C’est avec la création de l’opéra de Gilbert Amy, Le Premier cercle, scènes de la charachka,que l’Opéra de Massy retrouve son public. L’ouvrage lyrique conçu d’après le roman d’Alexandre Soljenitsyne boucle les manifestions données dans le cadre du centenaire de l’écrivain russe (1918-2008).
L’ouvrage tel qu’entendu ce soir dans la mise en scène de Lucas Hemleb est la version resserrée sur treize scènes et une heure quinze de musique de l’opéra en quatre actes créé à l’Opéra de Lyon en 1999. Sont invités dans la fosse les musiciens de l’ensemble Court-Circuit, un effectif de chambre de six musiciens (incluant le piano et l’accordéon) que dirige Julien Leroy.

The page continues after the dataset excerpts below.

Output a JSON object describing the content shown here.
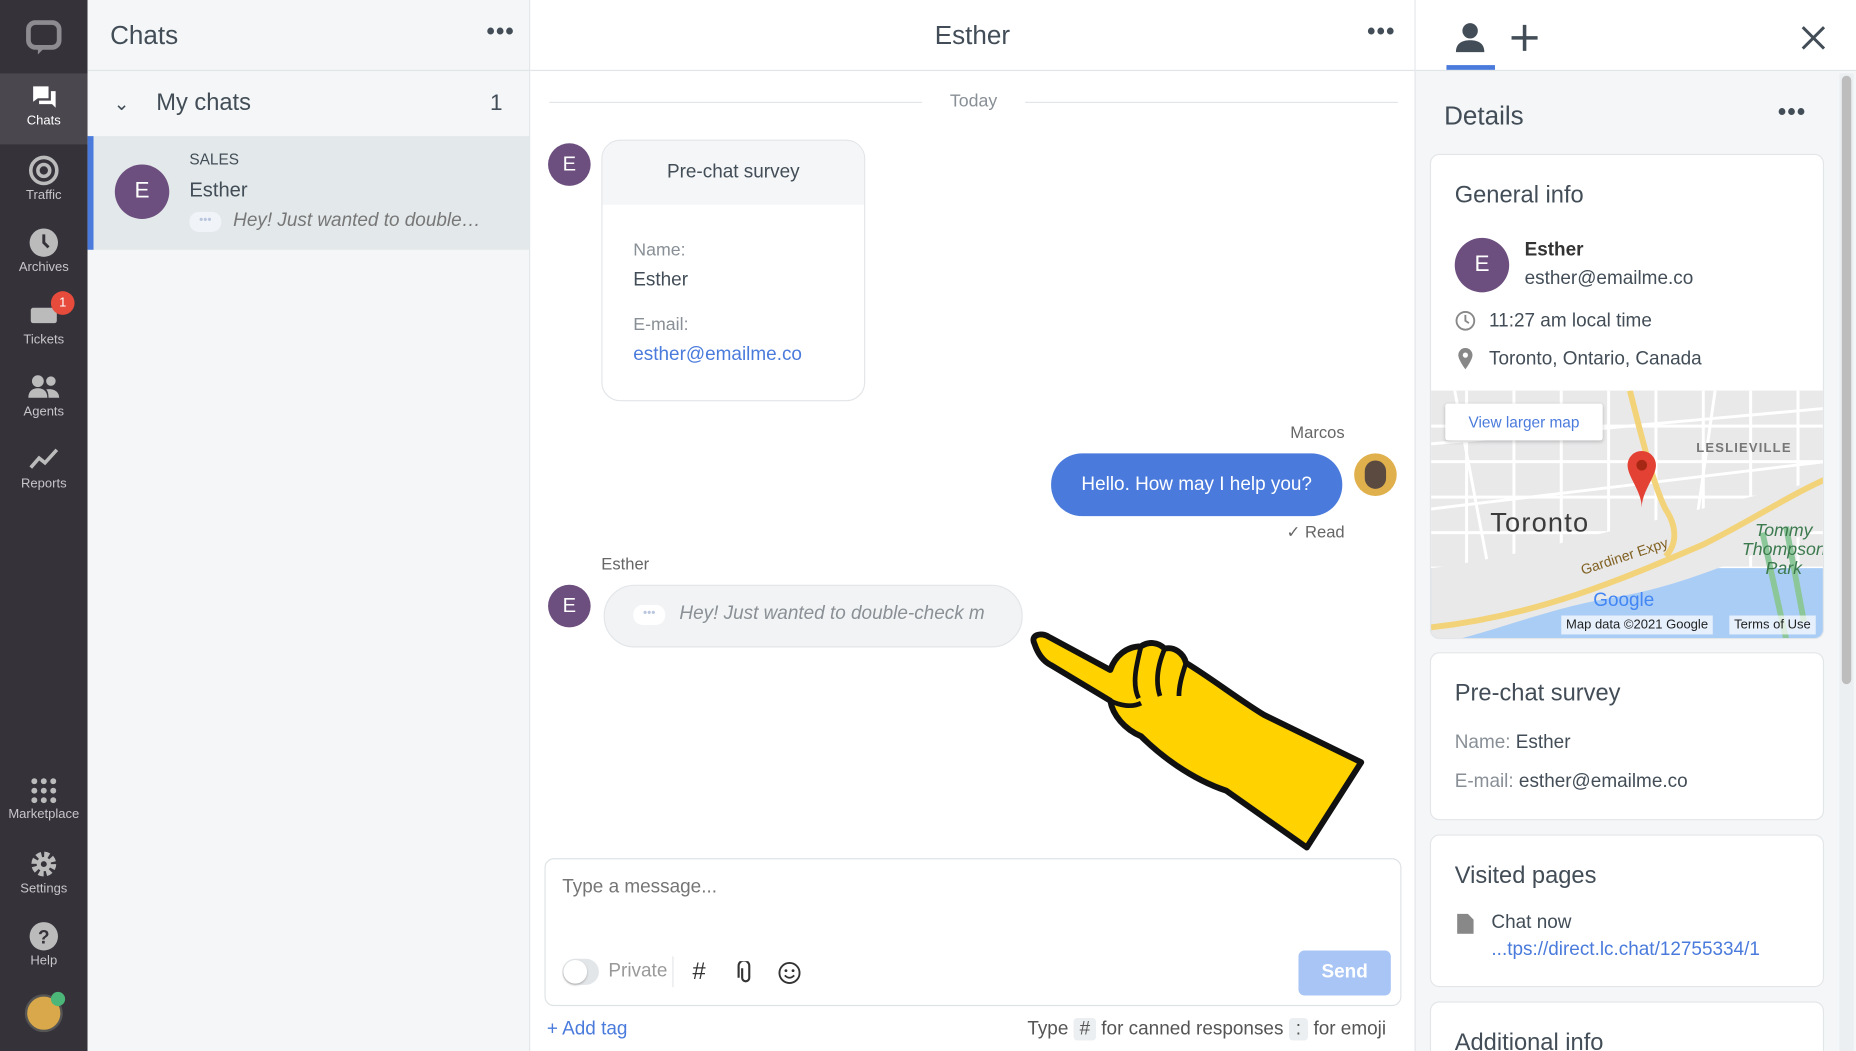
{
  "nav": {
    "items": [
      {
        "label": "Chats",
        "icon": "chats-icon",
        "active": true
      },
      {
        "label": "Traffic",
        "icon": "traffic-icon"
      },
      {
        "label": "Archives",
        "icon": "clock-icon"
      },
      {
        "label": "Tickets",
        "icon": "ticket-icon",
        "badge": "1"
      },
      {
        "label": "Agents",
        "icon": "agents-icon"
      },
      {
        "label": "Reports",
        "icon": "reports-icon"
      }
    ],
    "bottom": [
      {
        "label": "Marketplace",
        "icon": "grid-icon"
      },
      {
        "label": "Settings",
        "icon": "gear-icon"
      },
      {
        "label": "Help",
        "icon": "help-icon"
      }
    ]
  },
  "list": {
    "title": "Chats",
    "section": "My chats",
    "section_count": "1",
    "chat": {
      "group": "SALES",
      "initial": "E",
      "name": "Esther",
      "preview": "Hey! Just wanted to double…"
    }
  },
  "chat": {
    "title": "Esther",
    "day": "Today",
    "survey": {
      "title": "Pre-chat survey",
      "name_label": "Name:",
      "name": "Esther",
      "email_label": "E-mail:",
      "email": "esther@emailme.co"
    },
    "agent_name": "Marcos",
    "agent_msg": "Hello. How may I help you?",
    "read": "✓ Read",
    "visitor_name": "Esther",
    "visitor_initial": "E",
    "visitor_typing": "Hey! Just wanted to double-check m"
  },
  "composer": {
    "placeholder": "Type a message...",
    "private": "Private",
    "send": "Send",
    "add_tag": "+ Add tag",
    "hint_type": "Type",
    "hint_hash": "#",
    "hint_canned": "for canned responses",
    "hint_colon": ":",
    "hint_emoji": "for emoji"
  },
  "details": {
    "title": "Details",
    "general": {
      "title": "General info",
      "initial": "E",
      "name": "Esther",
      "email": "esther@emailme.co",
      "local_time": "11:27 am local time",
      "location": "Toronto, Ontario, Canada"
    },
    "map": {
      "view_larger": "View larger map",
      "city": "Toronto",
      "district": "LESLIEVILLE",
      "road": "Gardiner Expy",
      "park": "Tommy Thompson Park",
      "logo": "Google",
      "attribution": "Map data ©2021 Google",
      "terms": "Terms of Use"
    },
    "survey": {
      "title": "Pre-chat survey",
      "name_label": "Name:",
      "name": "Esther",
      "email_label": "E-mail:",
      "email": "esther@emailme.co"
    },
    "visited": {
      "title": "Visited pages",
      "page": "Chat now",
      "url": "...tps://direct.lc.chat/12755334/1"
    },
    "additional": {
      "title": "Additional info"
    }
  },
  "colors": {
    "accent": "#4a7bdc",
    "nav_bg": "#35323a",
    "avatar": "#6c4f7e",
    "cursor": "#ffd200"
  }
}
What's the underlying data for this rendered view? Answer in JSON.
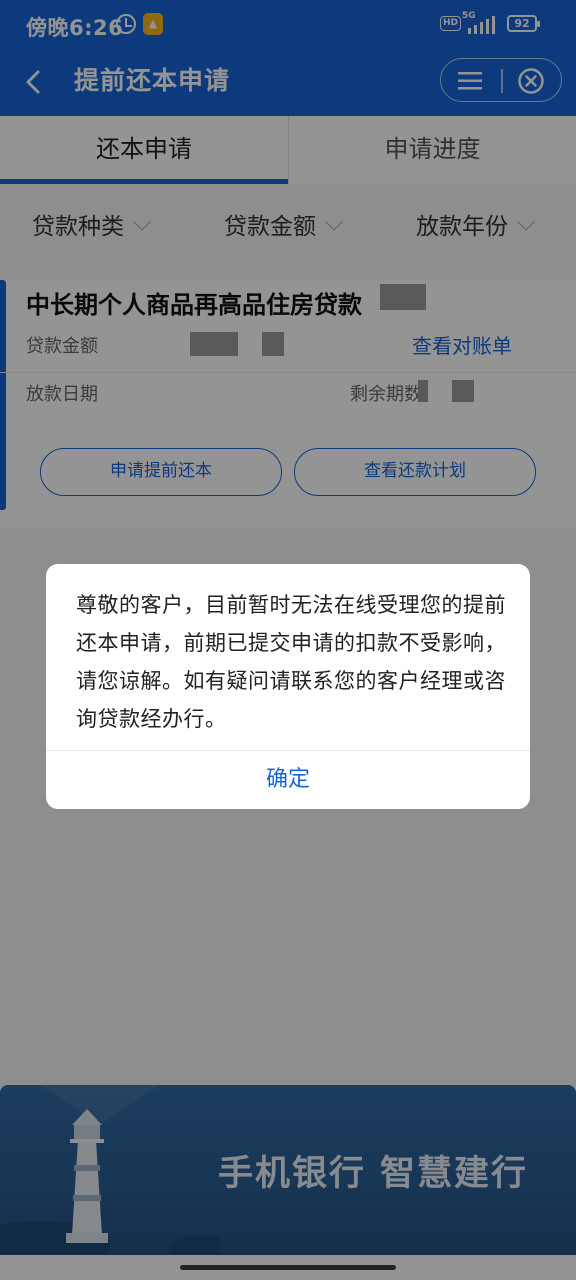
{
  "status_bar": {
    "time": "傍晚6:26",
    "app_badge": "▲",
    "hd": "HD",
    "network": "5G",
    "battery": "92"
  },
  "nav": {
    "title": "提前还本申请"
  },
  "tabs": [
    {
      "label": "还本申请",
      "active": true
    },
    {
      "label": "申请进度",
      "active": false
    }
  ],
  "filters": [
    {
      "label": "贷款种类"
    },
    {
      "label": "贷款金额"
    },
    {
      "label": "放款年份"
    }
  ],
  "loan_card": {
    "title": "中长期个人商品再高品住房贷款",
    "amount_label": "贷款金额",
    "bill_link": "查看对账单",
    "disburse_label": "放款日期",
    "remaining_label": "剩余期数",
    "apply_button": "申请提前还本",
    "plan_button": "查看还款计划"
  },
  "dialog": {
    "message": "尊敬的客户，目前暂时无法在线受理您的提前还本申请，前期已提交申请的扣款不受影响，请您谅解。如有疑问请联系您的客户经理或咨询贷款经办行。",
    "confirm": "确定"
  },
  "banner": {
    "slogan_left": "手机银行",
    "slogan_right": "智慧建行"
  },
  "colors": {
    "primary": "#1565d8",
    "overlay": "rgba(0,0,0,0.42)"
  }
}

L’action, sur fond d’autobiographie, se passe dans la charachka, cette prison spéciale – premier cercle de l’enfer – où l’on retient prisonniers quelques savants, bien traités et bien nourris pour qu’ils puissent effectuer leur recherche et servir les affaires du parti ; mais aucun ne sait pour combien de temps et quel sera son avenir. La situation a été vécue par Soljenitsyne qui a été sommé de travailler sur le décodage de la voix humaine pour repérer les traitres… On assiste d’ailleurs, dans une des scènes filmées, à l’arrestation historique du diplomate soviétique Volodine qui avait pris le risque de téléphoner à l’ambassade des États-Unis au sujet du risque nucléaire encouru ; on voit, sur l’écran toujours, le traitement dégradant dont il est victime lors de son emprisonnement. Gilbert Amy, qui a réécrit lui- même son livret, met l’accent sur la condition de ces hommes séparés de leur épouse et amenés le plus souvent à divorcer, complices, malgré eux, du régime totalitaire. Le compositeur ne retient, dans sa version de chambre, que quatre chanteurs, Gleb Nerjine, mathématicien, son épouse Nadia, sa maîtresse le lieutenant Simotchka et Lew Roubine, son collègue et philologue.

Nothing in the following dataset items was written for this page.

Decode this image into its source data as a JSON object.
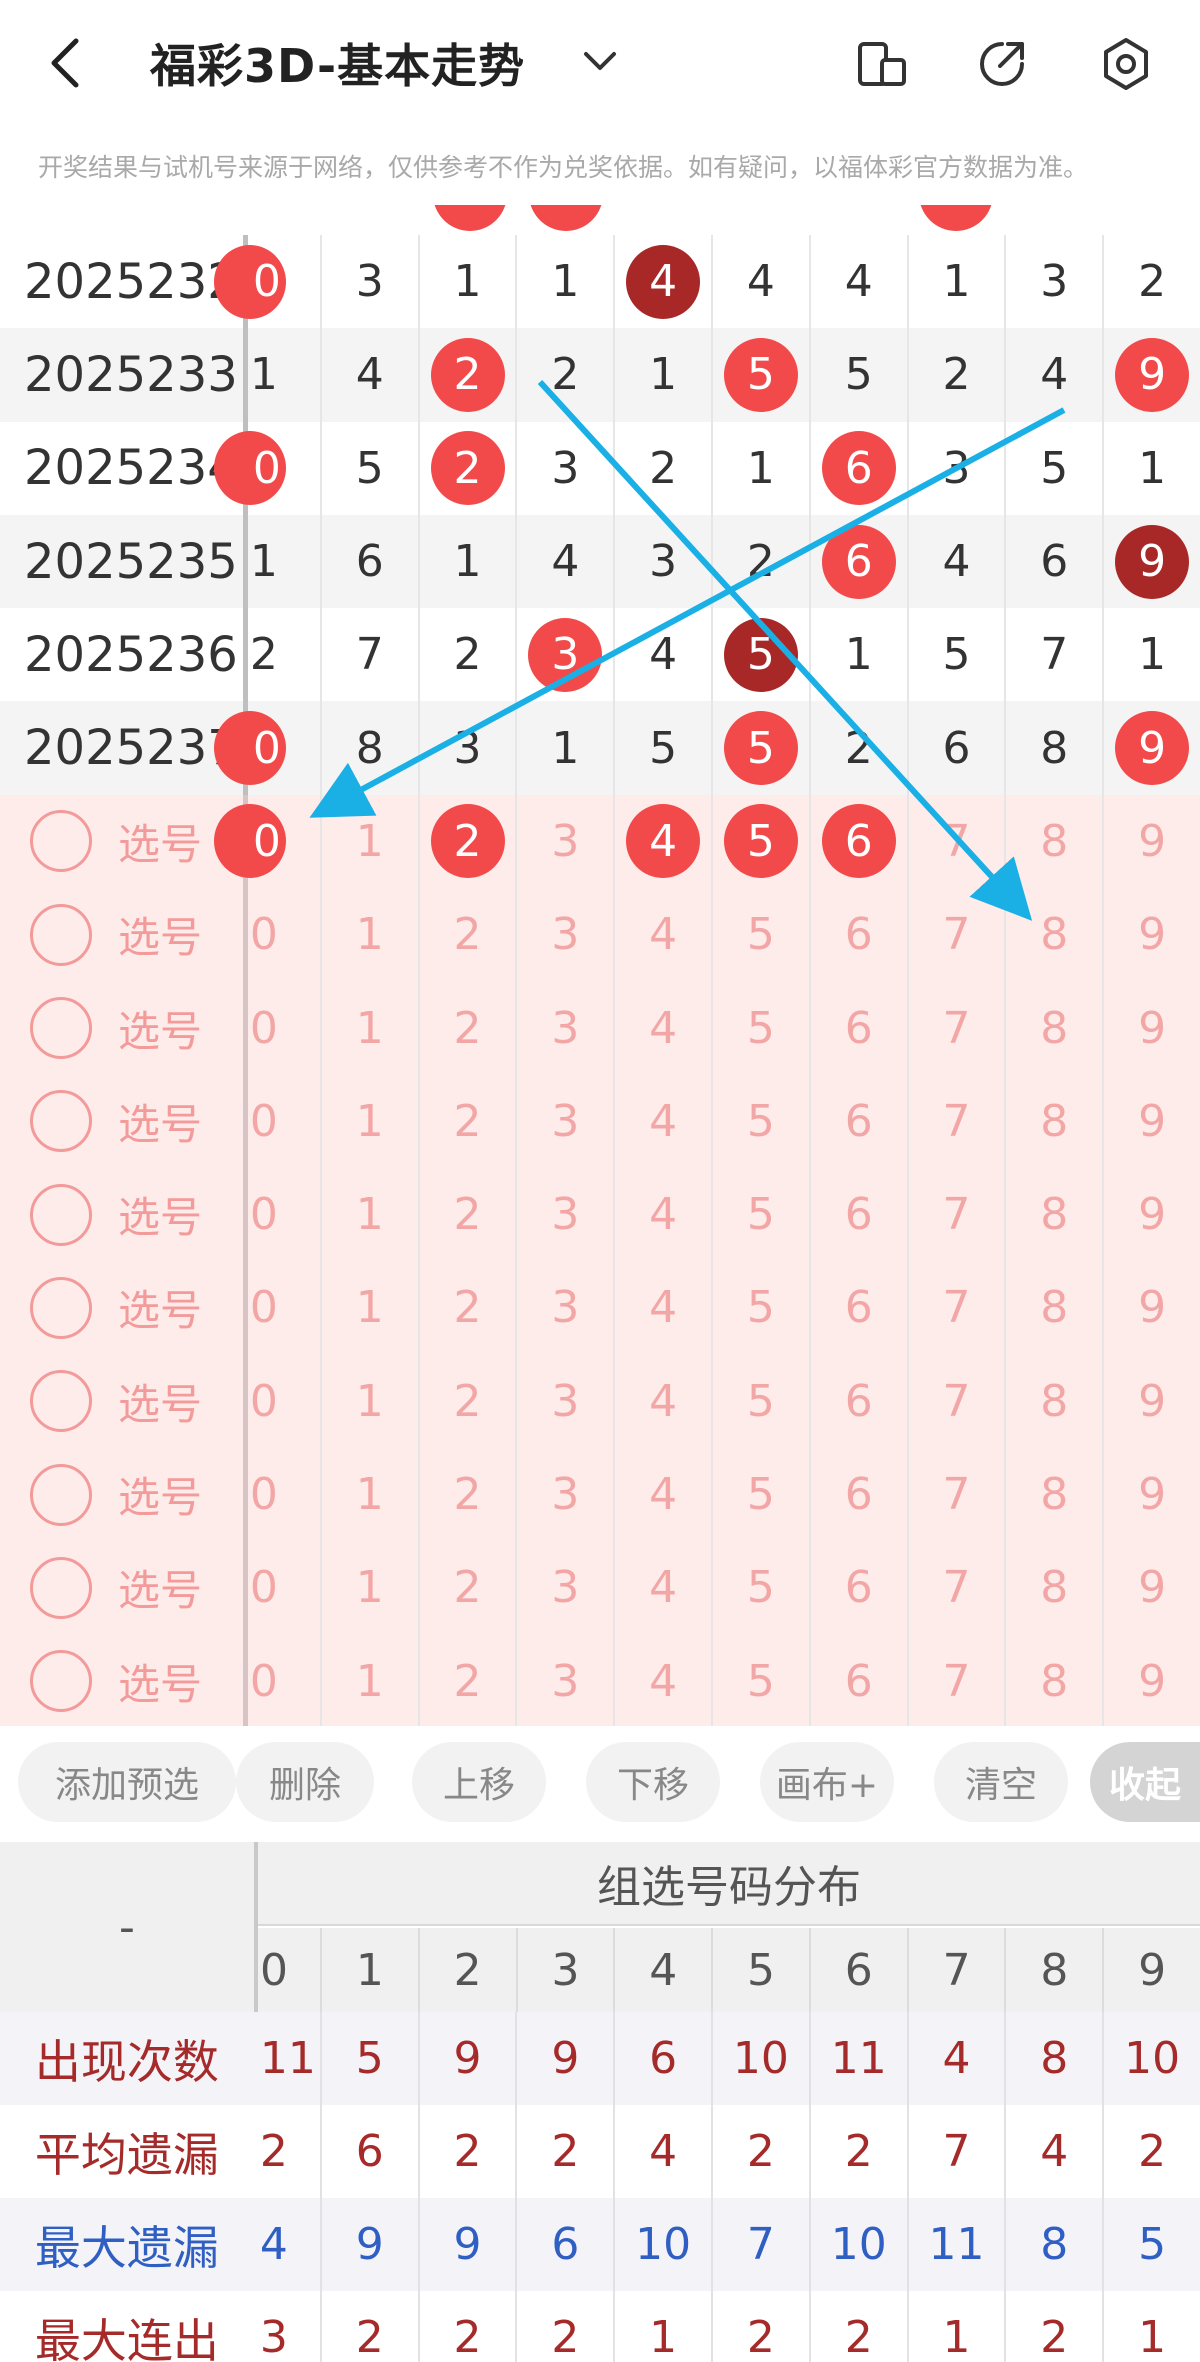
{
  "header": {
    "title": "福彩3D-基本走势",
    "notice": "开奖结果与试机号来源于网络，仅供参考不作为兑奖依据。如有疑问，以福体彩官方数据为准。"
  },
  "draws": [
    {
      "period": "2025232",
      "cells": [
        "0",
        "3",
        "1",
        "1",
        "4",
        "4",
        "4",
        "1",
        "3",
        "2"
      ],
      "balls": [
        0,
        4
      ],
      "dark": [
        4
      ]
    },
    {
      "period": "2025233",
      "cells": [
        "1",
        "4",
        "2",
        "2",
        "1",
        "5",
        "5",
        "2",
        "4",
        "9"
      ],
      "balls": [
        2,
        5,
        9
      ],
      "dark": []
    },
    {
      "period": "2025234",
      "cells": [
        "0",
        "5",
        "2",
        "3",
        "2",
        "1",
        "6",
        "3",
        "5",
        "1"
      ],
      "balls": [
        0,
        2,
        6
      ],
      "dark": []
    },
    {
      "period": "2025235",
      "cells": [
        "1",
        "6",
        "1",
        "4",
        "3",
        "2",
        "6",
        "4",
        "6",
        "9"
      ],
      "balls": [
        6,
        9
      ],
      "dark": [
        9
      ]
    },
    {
      "period": "2025236",
      "cells": [
        "2",
        "7",
        "2",
        "3",
        "4",
        "5",
        "1",
        "5",
        "7",
        "1"
      ],
      "balls": [
        3,
        5
      ],
      "dark": [
        5
      ]
    },
    {
      "period": "2025237",
      "cells": [
        "0",
        "8",
        "3",
        "1",
        "5",
        "5",
        "2",
        "6",
        "8",
        "9"
      ],
      "balls": [
        0,
        5,
        9
      ],
      "dark": []
    }
  ],
  "pick": {
    "label": "选号",
    "digits": [
      "0",
      "1",
      "2",
      "3",
      "4",
      "5",
      "6",
      "7",
      "8",
      "9"
    ],
    "rows": 10,
    "selected_first_row": [
      0,
      2,
      4,
      5,
      6
    ]
  },
  "toolbar": {
    "add": "添加预选",
    "delete": "删除",
    "up": "上移",
    "down": "下移",
    "canvas": "画布+",
    "clear": "清空",
    "collapse": "收起"
  },
  "dist": {
    "corner": "-",
    "title": "组选号码分布",
    "digits": [
      "0",
      "1",
      "2",
      "3",
      "4",
      "5",
      "6",
      "7",
      "8",
      "9"
    ],
    "rows": [
      {
        "label": "出现次数",
        "color": "#a52a2a",
        "values": [
          "11",
          "5",
          "9",
          "9",
          "6",
          "10",
          "11",
          "4",
          "8",
          "10"
        ]
      },
      {
        "label": "平均遗漏",
        "color": "#a52a2a",
        "values": [
          "2",
          "6",
          "2",
          "2",
          "4",
          "2",
          "2",
          "7",
          "4",
          "2"
        ]
      },
      {
        "label": "最大遗漏",
        "color": "#2f5fc2",
        "values": [
          "4",
          "9",
          "9",
          "6",
          "10",
          "7",
          "10",
          "11",
          "8",
          "5"
        ]
      },
      {
        "label": "最大连出",
        "color": "#a52a2a",
        "values": [
          "3",
          "2",
          "2",
          "2",
          "1",
          "2",
          "2",
          "1",
          "2",
          "1"
        ]
      }
    ]
  },
  "colors": {
    "ball": "#f24a4a",
    "ball_dark": "#a82828",
    "arrow": "#1ab0e6"
  }
}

Des livres formant des empilements monumentaux cernent le fond de scène tandis qu’une longue table complète le décor, celui de Lili Kendaka. L’idée forte du metteur en scène Lukas Hemleb est de jouer avec la vidéo – un film qu’il a réalisé lui-même – projetée sur un écran, qui vient plusieurs fois masquer le décor, ou utilisée en surimpression, accompagnée de très beaux effets de lumière qui transfigurent à la fois le temps et l’espace ; ainsi cette septième scène au mitan de l’œuvre (Le rêve grotesque de Roubine), acmé de l’opéra, qui fait appel au récitant Laurent Manzoni inscrivant son récit sur une partie instrumentale très animée. Il est question d’un tribunal où l’accusé n’est autre que le prince Igor de la Russie du XIIᵉ siècle. Condamné pour espionnage et activité anti-soviétique, il comparait à la barre avec Borodine, Rimsky et Korsakov…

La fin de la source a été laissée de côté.